The Federal Reserve gave financial markets an early holiday treat, so to speak, by making official plans to begin tapering its quantitative easing program in January.

The Fed will trim its $85 billion-per-month in bond buying to $75 billion with reductions coming in equal parts from Treasuries and mortgage-backed securities. Due to months of intense speculation regarding the arrival of tapering, investors pulled $22 billion from long-duration bond ETFs in the first 11 months of the year while plowing $22 billion into short-duration fare. [Data Reveal Second-Half ETF Sentiment]

While investors have been focusing on the shorter end of the fixed-income ETF market for months, we think there are a number of appealing products that have modest expense ratios, minimal interest-rate sensitivity (duration) and other favorable characteristics,” said S&P Capital IQ in a recent research note.

S&P Capital IQ notes that there are over 42 ETFs on the market today with an average duration of less than three years. Some of those funds are international plays or loaded with high-yield, meaning increased global and/or credit risk for investors that do not look under the hood. [Junk Bond ETFs Rises as Defaults Decline]

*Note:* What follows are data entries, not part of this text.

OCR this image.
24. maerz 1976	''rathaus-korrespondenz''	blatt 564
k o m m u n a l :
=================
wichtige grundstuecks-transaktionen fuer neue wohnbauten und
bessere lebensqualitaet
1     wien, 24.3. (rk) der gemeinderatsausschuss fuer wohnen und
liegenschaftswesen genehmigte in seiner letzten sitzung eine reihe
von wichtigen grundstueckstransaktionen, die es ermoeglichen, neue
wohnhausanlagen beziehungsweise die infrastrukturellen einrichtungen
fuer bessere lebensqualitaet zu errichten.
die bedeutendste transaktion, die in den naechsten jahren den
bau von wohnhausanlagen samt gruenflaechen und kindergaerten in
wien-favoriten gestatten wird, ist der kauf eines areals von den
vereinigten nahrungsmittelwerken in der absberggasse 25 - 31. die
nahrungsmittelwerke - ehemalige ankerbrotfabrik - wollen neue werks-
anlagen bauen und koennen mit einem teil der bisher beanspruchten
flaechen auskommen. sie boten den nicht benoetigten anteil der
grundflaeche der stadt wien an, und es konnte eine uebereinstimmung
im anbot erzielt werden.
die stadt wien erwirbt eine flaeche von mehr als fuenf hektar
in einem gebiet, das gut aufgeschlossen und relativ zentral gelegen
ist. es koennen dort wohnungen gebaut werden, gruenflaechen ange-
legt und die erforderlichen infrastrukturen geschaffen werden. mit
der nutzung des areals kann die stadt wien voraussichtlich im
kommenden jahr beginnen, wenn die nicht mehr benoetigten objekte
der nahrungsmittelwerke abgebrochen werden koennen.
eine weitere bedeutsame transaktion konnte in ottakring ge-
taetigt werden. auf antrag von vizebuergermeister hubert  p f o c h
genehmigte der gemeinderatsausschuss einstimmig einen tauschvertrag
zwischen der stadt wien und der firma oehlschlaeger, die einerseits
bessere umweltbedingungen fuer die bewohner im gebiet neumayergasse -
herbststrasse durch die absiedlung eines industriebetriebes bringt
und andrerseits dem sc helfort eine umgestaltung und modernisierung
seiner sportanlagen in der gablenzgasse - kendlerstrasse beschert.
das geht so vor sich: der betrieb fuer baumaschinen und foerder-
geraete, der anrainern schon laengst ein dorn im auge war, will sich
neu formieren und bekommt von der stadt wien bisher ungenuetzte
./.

Just 23 of those 42 ETFs carry Overweight ratings from S&P Capital IQ, according to the research firm. Among that group of 23 is the Vanguard Short-Term Bond ETF (NYSEArca: BSV), which is also among the top-10 asset-gathering ETFs in 2013, bringing its AUM total to north of $11 billion. BSV has a 30-day SEC yield below 1%, but the fund is inexpensive with annual fees of just 0.1%. [Short-Duration Bond ETF Sees Inflows Surge]

BSV competes directly with the $11.7 billion iShares 1-3 Year Credit Bond ETF (NYSEArca: CSJ), which S&P Capital IQ also rates overweight. CSJ has a 30-day SEC yield of 0.67% and annual fees of 0.2%, but the fund is effective in helping investors skirt interest rate risk with an effective duration of just 1.88 years, according to iShares data.